La historia que aquí presentamos no está escrita, como suele ser habitual, después de los acontecimientos, sino durante. Es una de las extrañas ventajas que proporciona la Red. Tras diversas experiencias como internauta en El Periódico de Cataluña y en diversas redes, como GreenNet o Compuserve, entre otras, me pareció que la aparición del ciberespacio suponía la discreta e invisible conformación de un nuevo universo que venía cargado de  promesas, riesgos, relaciones insospechadas, reformulaciones y visiones que requerían una reflexión más sistemática y profunda que la espasmódica o superficial que, por aquel entonces, admitían los medios de comunicación. En la Red ya había millones de personas que se afanaban en un abanico inabarcable de actividades, pero no había análisis y reflexión sobre lo que esto estaba suponiendo, sobre el impacto individual y colectivo de la progresiva e insidiosa penetración de Internet.

En esas circunstancias, el martes 9 de enero de 1996 publiqué en el ciberespacio “La torre de Babel inteligible”, un editorial bajo el genérico nombre de en.red.ando. Ya estábamos en “época web” y poco podía imaginar en aquel momento que ese ejercicio lo repetiría desde entonces cada martes hasta el 27 de julio de 2004, salvo durante un par de periodos de vacaciones estivales en los que Karma Peiró e Ibán García Casal me reemplazaron. En total, 434 editoriales que se publicaron desde el principio en castellano e inglés, a cuyas lenguas se añadió después el catalán y el gallego. Los textos los anunciaba como una reflexión y análisis de lo que sucedía en Internet, con especial énfasis en el impacto social, económico, cultural, político, científico, etc., que iba produciendo a medida que la Red se desplegaba e incorporaba a más y más aspectos del quehacer de nuestras sociedades.
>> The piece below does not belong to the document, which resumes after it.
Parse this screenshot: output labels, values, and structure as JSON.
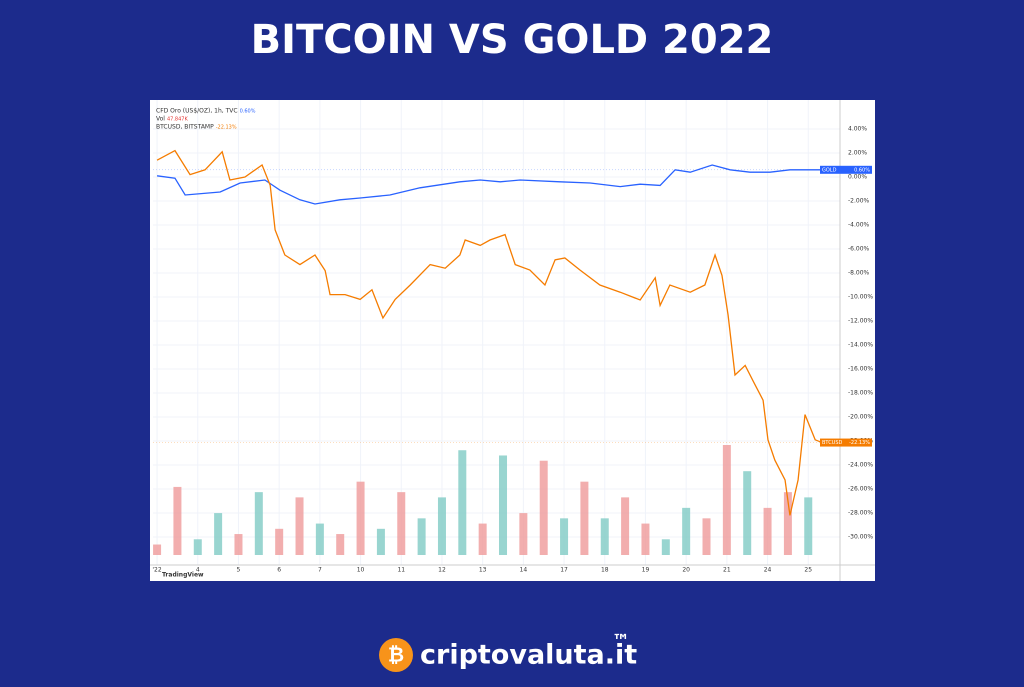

Escribir a pie de trinchera mientras caen las bombas te lleva a veces a disparar contra enemigos... y amigos. Es un riesgo que se debe asumir y que debe tomar en cuenta el lector, que se encontrará con posturas, opiniones y juicios que, como las explotaciones agrícolas de Andalucía, son manifiestamente mejorables. Quizá debería preguntarse: “¿Yo habría sostenido lo mismo de haber estado allí?”, a ver si la irritación o contradicción con lo expresado se suaviza y se entiende mejor. El otro aspecto a tomar en cuenta es la perspectiva. Donde la mayoría solía ver en aquella época gente, internautas, y así medía la evolución de Internet, a partir de volúmenes y cantidades, a mí me preocupaba y fascinaba la penetración del ciberespacio en actividades de todo tipo, la creación de nuevas áreas de conocimiento o la transformación acelerada de las que considerábamos bien asentadas, la conmoción que producía en las instituciones y administraciones, públicas o privadas, así como en las empresas, la educación (formal o no), la comunicación, las relaciones personales, el procesamiento y distribución de información... Y, sobre todo, el sigiloso pero apabullante afloramiento de las reglas no escritas de Internet en la superficie, en lo que se ha dado en llamar “lo presencial”, “el mundo físico” por oposición al mundo virtual, que se convirtió en la locomotora de lo que ahora denominamos sin dudar como ”cambio cultural”.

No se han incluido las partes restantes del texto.